Growing up in Israel, Schlessinger never lived far from a battlefield. He joined the Israeli army, becoming a captain, and fought in two wars and served in a third. But despite the disruptions of military reserve duty and call-up for wars, Schlessinger never lost his childhood fascination with science.

“I was always interested in addressing fundamental questions,” he says, and he had a productive career studying intracellular signaling and the role of growth factors circulating in the blood in the life cycle of the cell.

After moving to New York University in the early 1980s, Schlessinger and colleagues showed how epidermal growth factor (EGF) protein binds and activates cell-surface enzymes known as receptor tyrosine kinases (RTKs).This crucial coupling launches a cascade of signals that eventually reach the cell nucleus and tell the cell either to divide and grow, or to ignore checkpoints that would normally cause it to die.

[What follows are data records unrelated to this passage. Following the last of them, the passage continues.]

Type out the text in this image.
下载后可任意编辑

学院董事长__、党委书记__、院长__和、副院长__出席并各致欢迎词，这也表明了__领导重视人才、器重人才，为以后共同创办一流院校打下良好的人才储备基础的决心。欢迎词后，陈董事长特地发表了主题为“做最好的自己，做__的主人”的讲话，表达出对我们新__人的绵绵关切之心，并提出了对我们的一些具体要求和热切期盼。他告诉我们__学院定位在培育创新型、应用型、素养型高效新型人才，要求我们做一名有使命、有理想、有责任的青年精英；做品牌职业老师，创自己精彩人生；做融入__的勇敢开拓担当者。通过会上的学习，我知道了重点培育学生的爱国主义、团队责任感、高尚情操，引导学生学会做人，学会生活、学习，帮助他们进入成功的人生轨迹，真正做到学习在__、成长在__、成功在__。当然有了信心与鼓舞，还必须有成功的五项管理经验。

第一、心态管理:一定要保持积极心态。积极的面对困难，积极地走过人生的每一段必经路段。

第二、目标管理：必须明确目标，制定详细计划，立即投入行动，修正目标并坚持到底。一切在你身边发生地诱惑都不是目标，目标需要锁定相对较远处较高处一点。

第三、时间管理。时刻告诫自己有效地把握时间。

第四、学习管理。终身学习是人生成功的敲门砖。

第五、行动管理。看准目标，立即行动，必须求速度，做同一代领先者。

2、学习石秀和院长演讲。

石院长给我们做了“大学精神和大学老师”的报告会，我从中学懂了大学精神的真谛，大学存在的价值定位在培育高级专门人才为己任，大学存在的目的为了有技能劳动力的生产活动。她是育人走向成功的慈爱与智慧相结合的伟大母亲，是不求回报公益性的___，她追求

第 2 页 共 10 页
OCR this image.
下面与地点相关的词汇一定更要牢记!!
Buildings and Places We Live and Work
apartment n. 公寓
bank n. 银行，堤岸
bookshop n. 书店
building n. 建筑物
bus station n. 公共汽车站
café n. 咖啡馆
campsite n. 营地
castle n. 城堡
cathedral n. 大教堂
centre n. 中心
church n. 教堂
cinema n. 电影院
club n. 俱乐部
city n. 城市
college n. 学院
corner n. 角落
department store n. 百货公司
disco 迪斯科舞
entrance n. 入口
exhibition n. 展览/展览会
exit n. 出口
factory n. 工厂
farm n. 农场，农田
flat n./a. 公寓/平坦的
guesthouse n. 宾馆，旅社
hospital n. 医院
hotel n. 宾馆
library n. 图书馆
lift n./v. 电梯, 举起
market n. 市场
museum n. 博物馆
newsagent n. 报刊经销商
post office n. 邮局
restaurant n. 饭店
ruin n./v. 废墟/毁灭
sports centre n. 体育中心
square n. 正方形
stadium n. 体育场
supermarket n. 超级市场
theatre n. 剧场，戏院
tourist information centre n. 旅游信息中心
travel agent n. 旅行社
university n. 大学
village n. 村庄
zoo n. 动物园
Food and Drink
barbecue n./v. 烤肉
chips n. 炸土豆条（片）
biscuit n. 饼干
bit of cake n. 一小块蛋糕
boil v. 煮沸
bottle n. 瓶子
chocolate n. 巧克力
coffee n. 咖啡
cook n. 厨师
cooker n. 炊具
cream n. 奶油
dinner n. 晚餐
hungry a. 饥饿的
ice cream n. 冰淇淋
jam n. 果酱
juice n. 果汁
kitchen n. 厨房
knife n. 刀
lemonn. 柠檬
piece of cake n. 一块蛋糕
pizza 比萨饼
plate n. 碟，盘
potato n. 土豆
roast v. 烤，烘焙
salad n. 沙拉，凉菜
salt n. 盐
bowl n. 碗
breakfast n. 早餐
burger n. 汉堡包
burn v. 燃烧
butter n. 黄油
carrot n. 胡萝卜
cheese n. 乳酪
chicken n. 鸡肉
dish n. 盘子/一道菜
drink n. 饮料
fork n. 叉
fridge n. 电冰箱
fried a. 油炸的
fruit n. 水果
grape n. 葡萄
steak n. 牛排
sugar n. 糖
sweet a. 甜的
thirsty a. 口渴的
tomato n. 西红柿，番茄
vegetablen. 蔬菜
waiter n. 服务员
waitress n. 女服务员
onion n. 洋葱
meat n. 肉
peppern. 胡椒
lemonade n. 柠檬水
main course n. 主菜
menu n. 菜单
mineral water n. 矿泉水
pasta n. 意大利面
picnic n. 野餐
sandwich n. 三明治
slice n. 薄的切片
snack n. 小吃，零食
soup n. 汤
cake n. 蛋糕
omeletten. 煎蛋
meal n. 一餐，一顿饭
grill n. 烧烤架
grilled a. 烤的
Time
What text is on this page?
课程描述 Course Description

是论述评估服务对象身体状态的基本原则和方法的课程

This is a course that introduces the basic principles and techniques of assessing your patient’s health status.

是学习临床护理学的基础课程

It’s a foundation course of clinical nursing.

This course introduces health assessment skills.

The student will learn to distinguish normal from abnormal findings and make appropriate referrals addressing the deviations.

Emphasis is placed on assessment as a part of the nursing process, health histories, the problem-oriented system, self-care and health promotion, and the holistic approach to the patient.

Schlessinger’s lab then demonstrated that genetically aberrant EGF receptors and other RTKs can set off the rampant cell growth seen in cancer, including malignant brain tumors and other human cancers.

Schlessinger recognized that drugs that could inhibit RTKs might also control cancers, and the development of tyrosine kinase inhibitors like Sutent heralded the beginning of a new era of highly targeted cancer treatments.

Although he works closely with industry and has been offered presidencies of drug companies numerous times, Schlessinger, now the William H. Prusoff Professor and chair of the Department of Phamacology, has chosen instead to continue his seven-day workweek at Yale. “I need the freedom of academia,” he explains. “It’s the freedom that makes me work.”

He ascribes his drive to his tumultuous origins. “I have tremendous anxiety because of what happened to my parents,” Schlessinger says. That anxiety, forged in war, has been an advantage at the lab bench. “You’re only as good as your last work,” he says. “You have to prove yourself again.”